When you walk through a sticky spiderweb, it may appear to be a nightmare, but it turns out to be a fantastic, organic commodity for measuring particulate contamination in the urban atmosphere.
Scientists used an interesting way of detecting this insidious air pollution problem in a new study, courtesy of something utterly natural and yet fairly widespread - spiderwebs.
"Spiders are found all over the world, including in cities," organic geochemist Barbara Scholz-Böttcher from the Carl von Ossietzky University of Oldenburg in Germany said.
"Their sticky webs are an ideal trap for anything that floats through the air."

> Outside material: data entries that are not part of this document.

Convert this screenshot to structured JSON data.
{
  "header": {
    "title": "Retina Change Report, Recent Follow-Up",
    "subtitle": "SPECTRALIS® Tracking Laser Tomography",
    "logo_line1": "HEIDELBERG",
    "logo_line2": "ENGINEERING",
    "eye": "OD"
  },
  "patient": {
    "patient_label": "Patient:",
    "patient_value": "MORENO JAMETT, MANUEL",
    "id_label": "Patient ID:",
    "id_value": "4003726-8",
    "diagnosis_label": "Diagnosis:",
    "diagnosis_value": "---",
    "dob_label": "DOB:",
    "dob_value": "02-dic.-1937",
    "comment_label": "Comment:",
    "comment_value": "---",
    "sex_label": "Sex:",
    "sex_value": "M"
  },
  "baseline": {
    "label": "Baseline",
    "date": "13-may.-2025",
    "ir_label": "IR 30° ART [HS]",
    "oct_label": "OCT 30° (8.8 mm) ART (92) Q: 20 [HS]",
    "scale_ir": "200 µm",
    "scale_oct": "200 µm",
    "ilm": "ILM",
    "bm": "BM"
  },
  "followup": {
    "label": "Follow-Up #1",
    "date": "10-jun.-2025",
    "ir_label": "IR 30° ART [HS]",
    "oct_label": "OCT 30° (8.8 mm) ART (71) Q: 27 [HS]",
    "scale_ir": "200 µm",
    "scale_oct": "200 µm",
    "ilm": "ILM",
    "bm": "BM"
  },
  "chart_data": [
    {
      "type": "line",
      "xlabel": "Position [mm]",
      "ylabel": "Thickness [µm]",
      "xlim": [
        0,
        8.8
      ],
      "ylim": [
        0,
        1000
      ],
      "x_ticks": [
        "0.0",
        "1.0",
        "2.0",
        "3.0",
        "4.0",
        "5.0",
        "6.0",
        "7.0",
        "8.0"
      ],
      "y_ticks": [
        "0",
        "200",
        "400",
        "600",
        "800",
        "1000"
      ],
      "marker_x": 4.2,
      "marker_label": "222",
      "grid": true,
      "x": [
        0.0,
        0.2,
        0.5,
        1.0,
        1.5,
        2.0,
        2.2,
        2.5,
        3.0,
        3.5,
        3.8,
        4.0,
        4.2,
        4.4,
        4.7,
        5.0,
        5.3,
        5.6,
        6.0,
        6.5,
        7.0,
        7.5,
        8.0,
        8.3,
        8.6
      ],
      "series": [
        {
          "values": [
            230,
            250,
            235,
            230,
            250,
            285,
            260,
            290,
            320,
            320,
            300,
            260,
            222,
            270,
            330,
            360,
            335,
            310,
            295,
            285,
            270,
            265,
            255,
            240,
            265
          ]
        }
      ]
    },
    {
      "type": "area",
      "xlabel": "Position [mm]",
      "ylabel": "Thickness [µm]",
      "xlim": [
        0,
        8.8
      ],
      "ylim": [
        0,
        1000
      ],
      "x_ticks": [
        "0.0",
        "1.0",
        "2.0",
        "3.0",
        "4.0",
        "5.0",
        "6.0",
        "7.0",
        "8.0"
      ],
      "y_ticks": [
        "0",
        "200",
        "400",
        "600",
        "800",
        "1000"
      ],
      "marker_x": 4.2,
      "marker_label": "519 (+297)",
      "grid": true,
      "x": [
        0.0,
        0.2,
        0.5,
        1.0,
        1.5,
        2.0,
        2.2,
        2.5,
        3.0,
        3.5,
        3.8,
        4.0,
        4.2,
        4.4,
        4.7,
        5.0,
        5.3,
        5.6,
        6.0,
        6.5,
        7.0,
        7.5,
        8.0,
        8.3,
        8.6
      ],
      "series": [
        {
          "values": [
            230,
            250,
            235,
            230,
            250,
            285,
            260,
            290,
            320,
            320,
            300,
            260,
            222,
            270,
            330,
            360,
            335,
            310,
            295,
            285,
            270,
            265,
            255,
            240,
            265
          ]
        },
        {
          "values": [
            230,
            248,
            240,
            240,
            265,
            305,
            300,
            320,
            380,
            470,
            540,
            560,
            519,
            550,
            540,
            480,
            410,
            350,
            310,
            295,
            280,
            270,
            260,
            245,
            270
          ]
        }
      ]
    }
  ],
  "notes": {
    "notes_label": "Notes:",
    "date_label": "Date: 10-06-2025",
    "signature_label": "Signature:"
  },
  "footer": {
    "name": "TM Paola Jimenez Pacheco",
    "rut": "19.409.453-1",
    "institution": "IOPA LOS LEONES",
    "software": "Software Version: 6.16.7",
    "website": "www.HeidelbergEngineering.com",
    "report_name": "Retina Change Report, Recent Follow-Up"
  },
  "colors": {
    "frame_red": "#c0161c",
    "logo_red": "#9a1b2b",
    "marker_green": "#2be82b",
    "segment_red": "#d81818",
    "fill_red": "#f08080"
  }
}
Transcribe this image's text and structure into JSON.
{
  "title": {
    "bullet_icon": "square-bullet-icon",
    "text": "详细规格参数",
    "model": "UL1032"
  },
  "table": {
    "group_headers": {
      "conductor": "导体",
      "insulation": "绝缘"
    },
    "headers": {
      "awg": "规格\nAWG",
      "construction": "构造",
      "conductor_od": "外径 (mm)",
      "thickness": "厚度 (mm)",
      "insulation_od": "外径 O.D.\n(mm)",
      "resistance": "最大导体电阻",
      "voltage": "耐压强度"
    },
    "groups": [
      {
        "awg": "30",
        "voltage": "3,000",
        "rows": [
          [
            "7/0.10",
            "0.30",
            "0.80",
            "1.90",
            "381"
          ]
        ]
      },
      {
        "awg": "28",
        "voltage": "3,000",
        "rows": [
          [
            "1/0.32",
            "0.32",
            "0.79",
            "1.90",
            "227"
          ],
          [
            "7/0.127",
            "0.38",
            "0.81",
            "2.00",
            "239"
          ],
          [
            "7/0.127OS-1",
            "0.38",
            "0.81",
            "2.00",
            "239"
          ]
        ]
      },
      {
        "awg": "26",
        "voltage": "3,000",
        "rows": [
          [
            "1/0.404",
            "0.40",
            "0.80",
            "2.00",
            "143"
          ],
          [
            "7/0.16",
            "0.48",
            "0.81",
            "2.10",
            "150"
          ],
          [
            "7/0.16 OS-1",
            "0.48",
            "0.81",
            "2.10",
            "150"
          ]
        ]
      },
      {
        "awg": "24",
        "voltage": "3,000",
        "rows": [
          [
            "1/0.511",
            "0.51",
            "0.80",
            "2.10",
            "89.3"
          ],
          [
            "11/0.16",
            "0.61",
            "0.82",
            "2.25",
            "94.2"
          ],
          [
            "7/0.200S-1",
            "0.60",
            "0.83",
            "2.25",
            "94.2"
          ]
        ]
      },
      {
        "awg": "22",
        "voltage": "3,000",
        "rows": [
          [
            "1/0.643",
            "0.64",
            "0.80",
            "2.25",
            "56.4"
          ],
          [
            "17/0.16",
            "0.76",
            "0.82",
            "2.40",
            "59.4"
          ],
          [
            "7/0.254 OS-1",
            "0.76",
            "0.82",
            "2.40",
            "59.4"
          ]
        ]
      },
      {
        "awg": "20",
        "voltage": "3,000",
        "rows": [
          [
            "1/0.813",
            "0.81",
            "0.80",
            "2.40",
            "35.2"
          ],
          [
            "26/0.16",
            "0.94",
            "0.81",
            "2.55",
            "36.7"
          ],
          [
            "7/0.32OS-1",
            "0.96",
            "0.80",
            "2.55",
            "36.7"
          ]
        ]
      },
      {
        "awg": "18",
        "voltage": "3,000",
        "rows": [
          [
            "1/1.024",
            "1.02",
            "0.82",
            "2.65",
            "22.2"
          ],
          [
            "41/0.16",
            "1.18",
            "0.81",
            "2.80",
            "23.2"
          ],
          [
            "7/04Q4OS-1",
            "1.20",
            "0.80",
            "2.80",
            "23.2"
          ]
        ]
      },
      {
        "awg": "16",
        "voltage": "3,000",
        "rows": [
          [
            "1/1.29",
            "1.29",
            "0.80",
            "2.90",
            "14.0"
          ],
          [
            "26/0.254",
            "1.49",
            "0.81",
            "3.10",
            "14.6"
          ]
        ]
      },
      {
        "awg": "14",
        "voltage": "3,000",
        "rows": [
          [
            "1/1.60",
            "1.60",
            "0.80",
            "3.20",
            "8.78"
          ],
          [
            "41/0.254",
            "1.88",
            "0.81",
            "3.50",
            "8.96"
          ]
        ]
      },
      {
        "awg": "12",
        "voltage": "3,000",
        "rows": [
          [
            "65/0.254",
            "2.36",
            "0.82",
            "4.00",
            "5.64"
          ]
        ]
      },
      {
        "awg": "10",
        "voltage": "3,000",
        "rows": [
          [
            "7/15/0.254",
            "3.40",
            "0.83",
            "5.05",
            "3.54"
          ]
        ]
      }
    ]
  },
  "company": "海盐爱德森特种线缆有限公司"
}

Rebecca Süßmuth, a student researcher from Oldenburg, Germany, gathered spiderwebs tied to street-side bus stops as part of an experiment (with the webs situated about 2 meters or 6.5 ft off the ground).
When the researchers examined the web samples in the lab, they looked for several distinct types of plastic polymer formations; sure enough, the tests confirmed microplastics had attached to the webs.
"All the spiderwebs were contaminated with microplastics," co-author Isabel Goßmann, who worked on the research as part of her Ph.D. thesis, said.
According to the findings, microplastic contamination captured in spider webs can account for up to 10% of the total weight of the web and is composed of a variety of microplastics.
According to the researchers, around 90% of the debris was variants of PET (polyethylene terephthalate), with C-PET being the major polymer overall, likely produced from textile fibers.
Another source of microplastics was finely ground tire wear particles (TWP), which break off the outer part of tires during braking and acceleration and were expected to be detected in large quantities given the web collections' roadside position.
TWP rubbers are not technically plastics, but because of their synthetic origin, they are increasingly being included in definitions of microplastic contamination, according to the researchers.
Even if spiderweb sampling isn't as novel as you may assume, the findings serve as another sobering reminder of the pervasiveness of microplastic contamination. At the very least, we've uncovered a clever and inexpensive technique to help monitor the situation.
Spiderwebs have been employed for environmental testing reasons for at least 30 years, according to the scientists, but this is the first time they've been analyzed for microplastics, and these naturally occurring traps didn't disappoint.
"The sampling is simple and no special sampling devices are necessary," the researchers write in their paper.
The findings are reported in Science of the Total Environment.